A recent report by the Washington Post based on a method formulated by baseball analytics expert Bill James has named the Houston Rockets the NBA franchise “most deserving” of an NBA title.
But what does that even mean? How did they come to that conclusion?
Well, the short answer is: you deserve to win if you consistently put together a team that is always good and is always competing for a title, but hasn’t won one recently.
The long answer is slightly more complicated.
James developed a point rating system for MLB, and the Post simply applied the same rules to the NBA to come up with a list of the “most deserving”.
The point system is as follows:
All teams get zero points at the start of the 2004-05 season, the first year the league expanded to 30 teams with new divisional alignments separating the league into six divisions of five teams each.
A team gets one point if it fails to win the NBA title in that year, another point if it made the playoffs, two more points if it finishes with 50 or more wins, and three more points if it wins 60 or more. The points accrue each year the team fails to win a championship.
If a team wins the title, its point total resets to zero. Win two titles in any five-year span, and the point total is reduced to minus-10.
As you would expect, this system will send the Golden State Warriors to the bottom of the list. Their run of three titles in five years is not what we are looking for. We are looking for teams that field a competitive, playoff-bound club every year but fall short.
The Rockets had one losing season in this time frame (in 2006, they finished 34-48), and have been one of the best teams in the league since James Harden came aboard in 2012 offseason, so it would make sense they’re at the top of this list. Here’s the Washington Post write up on Houston:
1. Houston Rockets
71 points; last won NBA title in 1995
Odds to win 2020 championship: 20-1 (as of March 9 per the Westgate SuperBook)
Houston has averaged 48 wins over the past 16 seasons, topping the 50-win mark nine times, and posted a 65-win campaign in 2017-18. The Rockets have made the playoffs 11 times in that span. However, they have not advanced past the conference finals since 2012, despite having James Harden, a perennial MVP candidate and winner of the award in 2017-18, on the roster.

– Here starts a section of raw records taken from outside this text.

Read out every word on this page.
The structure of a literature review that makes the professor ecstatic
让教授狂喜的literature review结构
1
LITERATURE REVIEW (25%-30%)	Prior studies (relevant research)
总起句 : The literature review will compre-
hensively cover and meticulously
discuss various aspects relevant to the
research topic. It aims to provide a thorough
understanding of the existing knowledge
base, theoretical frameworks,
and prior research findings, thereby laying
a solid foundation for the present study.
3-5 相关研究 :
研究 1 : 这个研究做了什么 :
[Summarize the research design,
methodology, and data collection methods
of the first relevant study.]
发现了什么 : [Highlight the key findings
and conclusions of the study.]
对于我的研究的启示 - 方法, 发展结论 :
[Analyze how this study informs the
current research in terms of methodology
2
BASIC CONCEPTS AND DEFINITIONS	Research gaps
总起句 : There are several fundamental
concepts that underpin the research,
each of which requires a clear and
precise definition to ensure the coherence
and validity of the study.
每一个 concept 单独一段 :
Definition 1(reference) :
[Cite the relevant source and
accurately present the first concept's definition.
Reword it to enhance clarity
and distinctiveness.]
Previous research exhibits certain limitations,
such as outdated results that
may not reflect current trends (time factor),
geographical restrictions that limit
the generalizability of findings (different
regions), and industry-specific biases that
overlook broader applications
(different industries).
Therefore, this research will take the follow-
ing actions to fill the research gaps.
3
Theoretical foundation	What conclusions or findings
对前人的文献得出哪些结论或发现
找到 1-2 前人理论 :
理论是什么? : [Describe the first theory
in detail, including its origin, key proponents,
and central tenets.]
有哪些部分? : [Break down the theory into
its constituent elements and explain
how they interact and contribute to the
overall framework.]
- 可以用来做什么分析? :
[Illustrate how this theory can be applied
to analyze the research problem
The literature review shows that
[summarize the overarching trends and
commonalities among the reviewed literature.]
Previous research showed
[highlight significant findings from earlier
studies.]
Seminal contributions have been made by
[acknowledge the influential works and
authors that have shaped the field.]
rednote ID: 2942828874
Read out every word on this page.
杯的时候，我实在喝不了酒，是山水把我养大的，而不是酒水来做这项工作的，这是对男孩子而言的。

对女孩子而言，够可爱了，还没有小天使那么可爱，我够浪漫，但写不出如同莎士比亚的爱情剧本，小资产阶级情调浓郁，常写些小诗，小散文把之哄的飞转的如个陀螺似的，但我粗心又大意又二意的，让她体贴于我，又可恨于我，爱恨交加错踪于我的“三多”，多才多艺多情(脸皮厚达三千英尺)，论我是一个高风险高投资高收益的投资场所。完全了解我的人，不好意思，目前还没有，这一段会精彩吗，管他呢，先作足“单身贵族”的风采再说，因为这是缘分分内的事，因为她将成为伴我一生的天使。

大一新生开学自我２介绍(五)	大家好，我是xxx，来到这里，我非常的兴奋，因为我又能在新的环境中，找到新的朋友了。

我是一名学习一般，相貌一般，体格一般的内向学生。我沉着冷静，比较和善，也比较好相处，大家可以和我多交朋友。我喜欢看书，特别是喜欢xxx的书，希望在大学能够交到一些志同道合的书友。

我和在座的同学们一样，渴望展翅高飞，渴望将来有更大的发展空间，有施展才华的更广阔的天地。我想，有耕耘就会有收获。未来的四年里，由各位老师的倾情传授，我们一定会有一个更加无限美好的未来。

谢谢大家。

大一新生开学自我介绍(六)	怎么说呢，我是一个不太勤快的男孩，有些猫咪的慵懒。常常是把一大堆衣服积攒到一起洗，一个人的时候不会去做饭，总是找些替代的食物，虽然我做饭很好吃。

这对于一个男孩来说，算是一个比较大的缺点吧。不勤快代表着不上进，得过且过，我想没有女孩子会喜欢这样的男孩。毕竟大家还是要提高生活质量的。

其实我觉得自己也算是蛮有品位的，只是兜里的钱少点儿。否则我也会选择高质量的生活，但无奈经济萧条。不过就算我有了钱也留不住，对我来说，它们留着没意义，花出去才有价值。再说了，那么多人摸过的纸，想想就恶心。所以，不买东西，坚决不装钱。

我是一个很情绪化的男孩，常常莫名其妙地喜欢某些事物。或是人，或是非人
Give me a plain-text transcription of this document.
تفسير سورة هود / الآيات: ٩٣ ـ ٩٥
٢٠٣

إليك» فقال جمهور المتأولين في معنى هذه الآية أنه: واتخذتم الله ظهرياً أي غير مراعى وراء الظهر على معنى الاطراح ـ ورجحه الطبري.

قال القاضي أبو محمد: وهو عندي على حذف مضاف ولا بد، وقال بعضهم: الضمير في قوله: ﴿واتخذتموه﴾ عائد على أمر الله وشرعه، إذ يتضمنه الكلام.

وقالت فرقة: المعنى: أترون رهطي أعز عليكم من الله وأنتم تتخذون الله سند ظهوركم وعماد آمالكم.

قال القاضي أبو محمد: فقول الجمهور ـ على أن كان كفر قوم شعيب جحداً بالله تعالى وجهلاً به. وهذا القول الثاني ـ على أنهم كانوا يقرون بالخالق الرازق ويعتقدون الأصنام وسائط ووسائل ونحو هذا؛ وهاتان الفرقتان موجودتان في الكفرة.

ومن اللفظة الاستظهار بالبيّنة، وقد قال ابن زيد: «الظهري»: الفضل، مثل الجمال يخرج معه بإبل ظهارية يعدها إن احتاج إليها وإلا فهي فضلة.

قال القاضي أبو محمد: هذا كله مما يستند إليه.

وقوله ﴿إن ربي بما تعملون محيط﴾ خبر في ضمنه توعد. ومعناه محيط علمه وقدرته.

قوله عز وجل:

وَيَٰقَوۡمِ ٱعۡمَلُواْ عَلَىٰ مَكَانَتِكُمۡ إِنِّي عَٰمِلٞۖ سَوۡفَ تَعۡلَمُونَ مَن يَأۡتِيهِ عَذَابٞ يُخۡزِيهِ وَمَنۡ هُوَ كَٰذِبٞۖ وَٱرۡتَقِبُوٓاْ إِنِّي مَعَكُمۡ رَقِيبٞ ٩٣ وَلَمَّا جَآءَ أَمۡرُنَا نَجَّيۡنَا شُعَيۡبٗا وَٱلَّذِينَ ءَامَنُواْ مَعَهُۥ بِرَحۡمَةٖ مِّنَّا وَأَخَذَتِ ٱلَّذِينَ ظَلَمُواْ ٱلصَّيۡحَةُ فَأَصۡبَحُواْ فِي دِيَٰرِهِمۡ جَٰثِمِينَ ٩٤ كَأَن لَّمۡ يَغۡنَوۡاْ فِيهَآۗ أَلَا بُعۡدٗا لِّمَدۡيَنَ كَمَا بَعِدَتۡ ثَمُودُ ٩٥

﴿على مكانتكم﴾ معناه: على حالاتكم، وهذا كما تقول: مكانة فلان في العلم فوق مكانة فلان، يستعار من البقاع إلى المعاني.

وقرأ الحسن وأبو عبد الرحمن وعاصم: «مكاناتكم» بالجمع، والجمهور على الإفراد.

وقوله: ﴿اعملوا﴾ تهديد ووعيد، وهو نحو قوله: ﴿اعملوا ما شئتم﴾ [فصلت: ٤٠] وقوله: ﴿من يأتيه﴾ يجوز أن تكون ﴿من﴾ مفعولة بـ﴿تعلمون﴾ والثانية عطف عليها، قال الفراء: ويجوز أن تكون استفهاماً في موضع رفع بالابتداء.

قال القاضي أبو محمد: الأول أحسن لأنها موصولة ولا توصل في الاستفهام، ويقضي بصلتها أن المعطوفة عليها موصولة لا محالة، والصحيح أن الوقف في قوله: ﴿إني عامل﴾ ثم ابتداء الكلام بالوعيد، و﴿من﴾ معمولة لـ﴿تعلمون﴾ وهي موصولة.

Harden has led the league in scoring three straight seasons and is often among the NBA’s most efficient scorers, using his bulk to muscle his way to the rim or create space behind the three-point line. His cumulative game score, an all-in-one metric designed to give a sense of how good a player is in all facets of the game, while with the Rockets (22.9) is the highest in that time period. Three of the players in the top five (LeBron James, Kevin Durant and Stephen Curry) have eight championship rings among them. Harden’s playoff game score (20.3) is the seventh best since 2013 and slightly higher than Curry’s, illustrating he doesn’t take his foot off the gas during the postseason.
After the Rockets, there’s a tie for second place between the Denver Nuggets and Oklahoma City Thunder, both with 55 points. Fourth place goes to the Portland Trailblazers with 51 points. And the top five rounds out with another tie, this time between the Utah Jazz and Los Angeles Clippers with 49 points.
The thing that stands out to me is the gap between the Rockets and the rest of the league. They have a 16-point lead on the next closest team, while the five teams after them are separated by just six total points.
In addition, the snippet about Harden’s regular season and playoff game scores helps illustrate just how much the “good in the regular season, bad in the playoffs” label is mostly just after-the-fact bias, a self-justifying rationalization to reaffirm one’s already inherent Harden hate.
Anyway, by this measure, the Rockets are by far the most deserving of an NBA title. I’m sure we all agree here at TDS.